A knock again on the door, doorbell ringing.
‘Mr Vaughn? Whit Mosley. I’m the JP here. I can tell you’re home. Would you please open up?’
Alex waited. A few more knocks. After about five minutes Whit Mosley climbed into a Ford Explorer and roared off. Stoney walked back into the foyer.
Alex put the gun on him. ‘A JP’s a judge, right? Why’s he here?’
‘Probably to tell me my brother’s body has been found,’ Stoney said. His voice sounded a lot more even.
‘They’d call. And it wouldn’t be a judge.’
‘I don’t know and I don’t care,’ Stoney said. ‘Put that gun down. I can’t talk to you with it in my face.’
‘You’re not in a position to make demands. You’ve lied to me. We agreed we’d rebury the treasure on the land you bought out at the Point. Discover it together as Laffite’s treasure, make a mint, get famous,’ Alex said.
‘You don’t give a shit about that, Alex,’ Stoney said. ‘Not about the fame. You just want the treasure. But we can both get what we want. We need to work together, stop fucking each other over. Between the murders and now Danny everything’s gone south. I’m making a drink and we can talk.’
He turned and went back into the kitchen. Alex lowered the gun and followed him.
‘Where’s the courage coming from?’ Alex asked. Stoney poured a thin film of bourbon into a glass, topped it off with ice water.
‘From knowing I’m going to make a great deal with you.’
‘So. Deal.’ Alex never enjoyed killing but he thought he would really like killing Stoney, even if it was one bullet and quick, like snapping your fingers.
‘First we have to find Danny. And find my brother.’
‘This whole kidnapping shtick’s not a fake?’
‘I swear, Alex, it isn’t.
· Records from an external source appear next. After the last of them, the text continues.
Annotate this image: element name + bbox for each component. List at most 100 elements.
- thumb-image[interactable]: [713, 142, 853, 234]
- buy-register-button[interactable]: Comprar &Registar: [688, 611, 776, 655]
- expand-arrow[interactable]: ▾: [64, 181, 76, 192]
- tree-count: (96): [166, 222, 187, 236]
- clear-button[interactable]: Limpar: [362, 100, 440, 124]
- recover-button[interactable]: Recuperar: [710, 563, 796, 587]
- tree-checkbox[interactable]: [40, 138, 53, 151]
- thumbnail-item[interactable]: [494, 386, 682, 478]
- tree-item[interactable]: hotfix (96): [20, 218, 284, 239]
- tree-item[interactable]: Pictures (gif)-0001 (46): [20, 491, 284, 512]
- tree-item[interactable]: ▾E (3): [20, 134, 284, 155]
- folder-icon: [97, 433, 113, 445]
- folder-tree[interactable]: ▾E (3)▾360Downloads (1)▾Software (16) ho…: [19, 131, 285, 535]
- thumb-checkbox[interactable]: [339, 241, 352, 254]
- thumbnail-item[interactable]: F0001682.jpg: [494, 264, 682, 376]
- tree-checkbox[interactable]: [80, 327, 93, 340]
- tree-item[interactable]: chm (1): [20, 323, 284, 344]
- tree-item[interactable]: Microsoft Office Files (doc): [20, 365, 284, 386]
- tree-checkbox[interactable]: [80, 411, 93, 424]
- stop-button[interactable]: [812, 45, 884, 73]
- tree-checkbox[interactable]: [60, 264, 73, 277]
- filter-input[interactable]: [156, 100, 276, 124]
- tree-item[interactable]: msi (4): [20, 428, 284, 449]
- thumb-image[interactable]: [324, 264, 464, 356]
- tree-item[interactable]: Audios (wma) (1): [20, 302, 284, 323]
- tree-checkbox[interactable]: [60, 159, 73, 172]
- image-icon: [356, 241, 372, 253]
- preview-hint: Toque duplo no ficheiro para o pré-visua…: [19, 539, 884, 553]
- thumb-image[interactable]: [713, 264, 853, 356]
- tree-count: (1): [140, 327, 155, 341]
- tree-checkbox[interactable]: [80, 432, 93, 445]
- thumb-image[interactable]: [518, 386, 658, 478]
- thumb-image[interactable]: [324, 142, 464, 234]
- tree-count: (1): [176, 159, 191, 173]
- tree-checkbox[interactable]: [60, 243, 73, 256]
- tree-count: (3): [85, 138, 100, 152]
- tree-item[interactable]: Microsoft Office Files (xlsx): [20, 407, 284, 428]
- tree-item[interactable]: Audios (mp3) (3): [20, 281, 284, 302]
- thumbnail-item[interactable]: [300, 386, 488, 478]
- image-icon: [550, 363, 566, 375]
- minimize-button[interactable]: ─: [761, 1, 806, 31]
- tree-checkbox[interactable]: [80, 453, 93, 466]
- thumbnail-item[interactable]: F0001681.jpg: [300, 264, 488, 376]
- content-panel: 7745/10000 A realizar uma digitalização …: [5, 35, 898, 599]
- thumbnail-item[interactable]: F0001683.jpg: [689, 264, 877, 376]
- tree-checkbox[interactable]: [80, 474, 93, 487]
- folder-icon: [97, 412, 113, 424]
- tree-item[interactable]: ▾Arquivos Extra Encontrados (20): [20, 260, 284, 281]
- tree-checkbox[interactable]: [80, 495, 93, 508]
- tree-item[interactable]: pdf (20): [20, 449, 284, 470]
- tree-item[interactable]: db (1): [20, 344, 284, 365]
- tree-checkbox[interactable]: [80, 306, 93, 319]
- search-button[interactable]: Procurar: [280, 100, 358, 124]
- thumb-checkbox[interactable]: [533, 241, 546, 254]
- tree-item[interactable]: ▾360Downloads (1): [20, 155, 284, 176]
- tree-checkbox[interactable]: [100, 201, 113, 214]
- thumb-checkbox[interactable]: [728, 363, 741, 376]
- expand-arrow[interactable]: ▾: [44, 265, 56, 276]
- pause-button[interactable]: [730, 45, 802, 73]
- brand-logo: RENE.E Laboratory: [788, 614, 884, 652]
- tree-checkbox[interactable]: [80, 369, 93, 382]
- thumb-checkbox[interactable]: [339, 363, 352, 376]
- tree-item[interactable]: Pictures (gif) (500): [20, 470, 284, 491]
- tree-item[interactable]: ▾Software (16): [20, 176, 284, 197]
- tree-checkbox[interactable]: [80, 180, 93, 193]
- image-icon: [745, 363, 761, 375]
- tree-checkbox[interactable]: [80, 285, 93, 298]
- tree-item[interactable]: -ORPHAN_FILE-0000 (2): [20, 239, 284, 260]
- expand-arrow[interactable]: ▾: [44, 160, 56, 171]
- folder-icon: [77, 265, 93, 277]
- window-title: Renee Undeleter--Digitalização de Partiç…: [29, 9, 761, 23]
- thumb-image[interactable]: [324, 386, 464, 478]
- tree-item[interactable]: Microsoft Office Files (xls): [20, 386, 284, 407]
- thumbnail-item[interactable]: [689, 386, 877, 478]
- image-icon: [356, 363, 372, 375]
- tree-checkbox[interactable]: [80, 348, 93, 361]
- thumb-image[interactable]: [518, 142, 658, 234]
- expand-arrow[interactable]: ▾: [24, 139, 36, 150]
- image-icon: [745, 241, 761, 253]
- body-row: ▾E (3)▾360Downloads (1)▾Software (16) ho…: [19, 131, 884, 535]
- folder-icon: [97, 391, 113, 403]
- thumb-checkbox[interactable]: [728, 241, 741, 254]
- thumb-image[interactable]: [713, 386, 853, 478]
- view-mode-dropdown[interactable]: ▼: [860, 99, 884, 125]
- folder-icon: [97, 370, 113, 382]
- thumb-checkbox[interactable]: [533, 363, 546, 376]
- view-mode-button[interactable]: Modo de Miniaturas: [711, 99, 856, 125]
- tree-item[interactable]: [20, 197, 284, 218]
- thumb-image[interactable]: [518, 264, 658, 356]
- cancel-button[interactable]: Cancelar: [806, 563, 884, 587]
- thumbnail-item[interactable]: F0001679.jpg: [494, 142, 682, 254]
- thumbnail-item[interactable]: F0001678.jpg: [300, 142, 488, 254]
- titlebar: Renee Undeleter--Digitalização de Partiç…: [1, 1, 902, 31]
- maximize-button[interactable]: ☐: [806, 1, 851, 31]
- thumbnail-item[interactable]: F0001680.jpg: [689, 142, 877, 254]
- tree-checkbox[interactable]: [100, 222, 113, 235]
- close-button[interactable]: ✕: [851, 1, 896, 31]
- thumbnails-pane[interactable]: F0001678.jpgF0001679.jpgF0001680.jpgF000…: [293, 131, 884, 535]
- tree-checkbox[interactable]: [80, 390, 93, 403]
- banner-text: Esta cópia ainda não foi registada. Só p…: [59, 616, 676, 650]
You can’t take the risk that it’s not.’ He gulped at his drink. ‘Danny could screw us both over, end it for us easy. He’s nuts. He’s not going to behave like a normal human being.’
Alex took a deep breath. ‘So we sit and wait?’
‘I don’t start calling around to Laffite Leaguers, showing an interest in him. They’d remember that later. So get patient. He’s going to call. No way he’s not going to see this through. We wait here, together. You can kill him when he shows up.’
‘Me? Why not you? It’s your fucking brother he took.’
‘Because you’re good at offense. I’m better at defense.’ Stoney put down his drink. ‘And here’s how we both stay happy. I’m willing to give you three-quarters of the gold and silver. You can melt it down or sell the coins on the market. I keep the rest and the Eye. That I rebury on the land, dig back up, have my glory.’
‘As the only discoverer of actual buried pirate treasure in history.’
‘We’re both happy and we don’t commit mutually assured destruction trying to fuck the other over,’ Stoney said.
Alex tented his cheek with his tongue. ‘What about your brother and this cop girlfriend?’
‘They’ll have killed her. My brother, he can be reasoned with.’
‘Your brother might talk,’ Alex said.